Opener ‘Marina’ swings between desert rawk - all rattlesnakes and dust-bowl harmonica - and blissful folksiness before a total flip of script arrives in the form of swampy tribal rhythms and chanting that sounds like a New Age take on gospel. Perhaps it shouldn’t work but somehow it does.

There is something faintly Espers about the folk pop of ‘Rigamaroo’, while ‘Wild Machines’ sets a slightly hokey scene by chucking in some Ennio Morricone whistling into a sonic mêlée that includes preposterously monstrous riffage. Elsewhere there is a desert sunrise comedown (the appropriately titled ‘Acid Love’), peyote-noir (’Open Eyes’) and a hint of protest on the scattershot rhythms of ‘Freedom Line’.

Yet the highlight of the album is surely ‘Desert God’, which shimmers into view like an improbable mirage.
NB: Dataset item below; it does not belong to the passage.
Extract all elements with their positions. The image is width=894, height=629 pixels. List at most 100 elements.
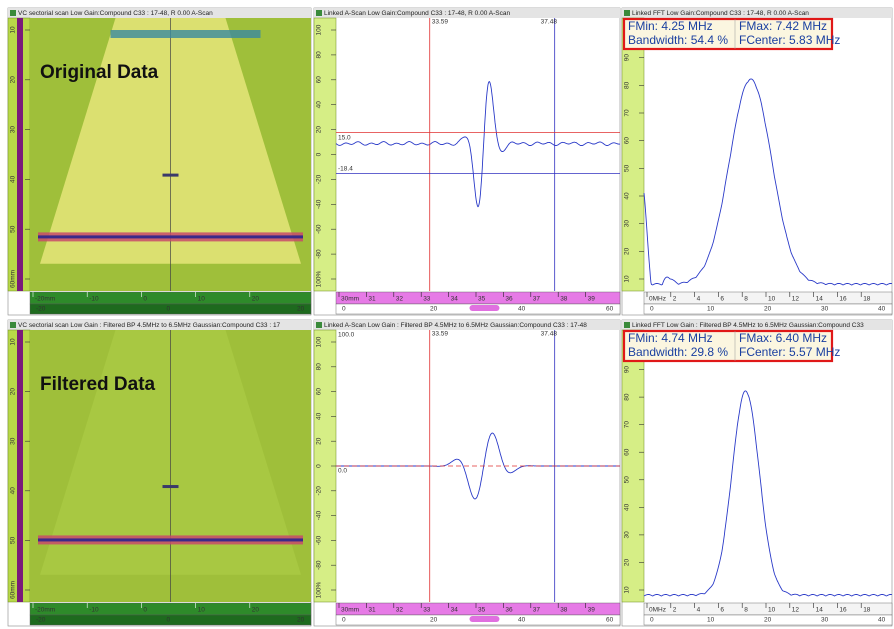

All heavily reverbed psyche-blues, it repeats the opening track’s total wind-change with a thumping harmonica breakbeat of sorts before some delightfully squiggly guitar solos.

Fans of, say, Spiritualised and Brightback Morning Light should enjoy Fever; it may even suit fans of My Morning Jacket’s expansive early albums, albeit relocated from humid Kentucky to breezier Laurel Canyon.